Wysochi erhob die Stimme: »Sind Sie verletzt?«
Trixie rappelte sich auf und machte eine hastige Bestandsaufnahme. Sie hatte Unmengen von Schrammen und blauen Flecken, aber die Knochen waren offensichtlich alle noch heil. Unsicher murmelte sie: »Alles in Ordnung«, und stellte erfreut fest, dass sie ihre eigene Stimme hören konnte, wenn auch nur gedämpft.
»Gut, dann folgen Sie mir.« Wysochi stieg die Kellertreppe wieder hinauf.
Oben erwartete Trixie eine Szene des Grauens, ein wahres Blutbad. An die zehn Männer und Frauen, die dabei gewesen waren, der Straßenbarrikade den letzten Schliff zu geben, waren von den einschlagenden Granaten überrascht worden, jetzt lagen ihre zerfetzten Körper überall auf den zerborstenen Pflastersteinen verstreut. Unter den Toten war auch Leutnant Gorski.

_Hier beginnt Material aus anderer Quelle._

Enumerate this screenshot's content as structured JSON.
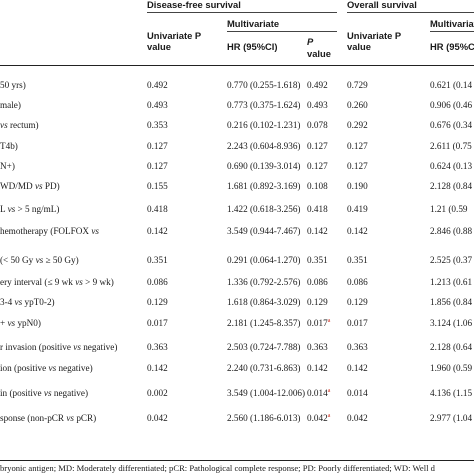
{
  "header": {
    "dfs": "Disease-free survival",
    "os": "Overall survival",
    "multivariate": "Multivariate",
    "univariate_p_line1": "Univariate P",
    "univariate_p_line2": "value",
    "hr": "HR (95%CI)",
    "p_line1": "P",
    "p_line2": "value",
    "os_univariate_line1": "Univariate P",
    "os_univariate_line2": "value",
    "os_multivariate": "Multivariate",
    "os_hr": "HR (95%C"
  },
  "rows": [
    {
      "label": "50 yrs)",
      "dfs_uni": "0.492",
      "dfs_hr": "0.770 (0.255-1.618)",
      "dfs_p": "0.492",
      "os_uni": "0.729",
      "os_hr": "0.621 (0.14"
    },
    {
      "label": "male)",
      "dfs_uni": "0.493",
      "dfs_hr": "0.773 (0.375-1.624)",
      "dfs_p": "0.493",
      "os_uni": "0.260",
      "os_hr": "0.906 (0.46"
    },
    {
      "label": "vs rectum)",
      "dfs_uni": "0.353",
      "dfs_hr": "0.216 (0.102-1.231)",
      "dfs_p": "0.078",
      "os_uni": "0.292",
      "os_hr": "0.676 (0.34"
    },
    {
      "label": "T4b)",
      "dfs_uni": "0.127",
      "dfs_hr": "2.243 (0.604-8.936)",
      "dfs_p": "0.127",
      "os_uni": "0.127",
      "os_hr": "2.611 (0.75"
    },
    {
      "label": "N+)",
      "dfs_uni": "0.127",
      "dfs_hr": "0.690 (0.139-3.014)",
      "dfs_p": "0.127",
      "os_uni": "0.127",
      "os_hr": "0.624 (0.13"
    },
    {
      "label": "WD/MD vs PD)",
      "dfs_uni": "0.155",
      "dfs_hr": "1.681 (0.892-3.169)",
      "dfs_p": "0.108",
      "os_uni": "0.190",
      "os_hr": "2.128 (0.84"
    },
    {
      "label": "L vs > 5 ng/mL)",
      "dfs_uni": "0.418",
      "dfs_hr": "1.422 (0.618-3.256)",
      "dfs_p": "0.418",
      "os_uni": "0.419",
      "os_hr": "1.21 (0.59"
    },
    {
      "label": "hemotherapy (FOLFOX vs",
      "dfs_uni": "0.142",
      "dfs_hr": "3.549 (0.944-7.467)",
      "dfs_p": "0.142",
      "os_uni": "0.142",
      "os_hr": "2.846 (0.88"
    },
    {
      "label": "(< 50 Gy vs ≥ 50 Gy)",
      "dfs_uni": "0.351",
      "dfs_hr": "0.291 (0.064-1.270)",
      "dfs_p": "0.351",
      "os_uni": "0.351",
      "os_hr": "2.525 (0.37"
    },
    {
      "label": "ery interval (≤ 9 wk vs > 9 wk)",
      "dfs_uni": "0.086",
      "dfs_hr": "1.336 (0.792-2.576)",
      "dfs_p": "0.086",
      "os_uni": "0.086",
      "os_hr": "1.213 (0.61"
    },
    {
      "label": "3-4 vs ypT0-2)",
      "dfs_uni": "0.129",
      "dfs_hr": "1.618 (0.864-3.029)",
      "dfs_p": "0.129",
      "os_uni": "0.129",
      "os_hr": "1.856 (0.84"
    },
    {
      "label": "+ vs ypN0)",
      "dfs_uni": "0.017",
      "dfs_hr": "2.181 (1.245-8.357)",
      "dfs_p": "0.017",
      "dfs_p_mark": "a",
      "os_uni": "0.017",
      "os_hr": "3.124 (1.06"
    },
    {
      "label": "r invasion (positive vs negative)",
      "dfs_uni": "0.363",
      "dfs_hr": "2.503 (0.724-7.788)",
      "dfs_p": "0.363",
      "os_uni": "0.363",
      "os_hr": "2.128 (0.64"
    },
    {
      "label": "ion (positive vs negative)",
      "dfs_uni": "0.142",
      "dfs_hr": "2.240 (0.731-6.863)",
      "dfs_p": "0.142",
      "os_uni": "0.142",
      "os_hr": "1.960 (0.59"
    },
    {
      "label": "in (positive vs negative)",
      "dfs_uni": "0.002",
      "dfs_hr": "3.549 (1.004-12.006)",
      "dfs_p": "0.014",
      "dfs_p_mark": "a",
      "os_uni": "0.014",
      "os_hr": "4.136 (1.15"
    },
    {
      "label": "sponse (non-pCR vs pCR)",
      "dfs_uni": "0.042",
      "dfs_hr": "2.560 (1.186-6.013)",
      "dfs_p": "0.042",
      "dfs_p_mark": "a",
      "os_uni": "0.042",
      "os_hr": "2.977 (1.04"
    }
  ],
  "footnote": "bryonic antigen; MD: Moderately differentiated; pCR: Pathological complete response; PD: Poorly differentiated; WD: Well d"
}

Sein Kopf war unnatürlich verdreht, als hätte er sich das Genick gebrochen.
Trixie blickte sich um. Weit und breit waren weder Offiziere noch Unteroffiziere zu sehen, nur ein Pulk verwirrter und zu Tode erschrockener Soldaten. Dann krachte es ohne jede Vorwarnung erneut, und Wysochi und Trixie wurden von dem herabfallenden Schutt fast begraben. Als sie wieder aufstand, lag der Feldwebel, von einem Ziegel am Kopf getroffen, reglos auf der Straße.
Sie sah auf ihn hinunter. Es war unmöglich, dass ein so kräftiger Mann so einfach wie ein Baum gefällt werden konnte. Er war ein Fels gewesen. Unzerstörbar. Sie sah sich erschrocken um und wusste nicht, was sie jetzt tun sollte … allein.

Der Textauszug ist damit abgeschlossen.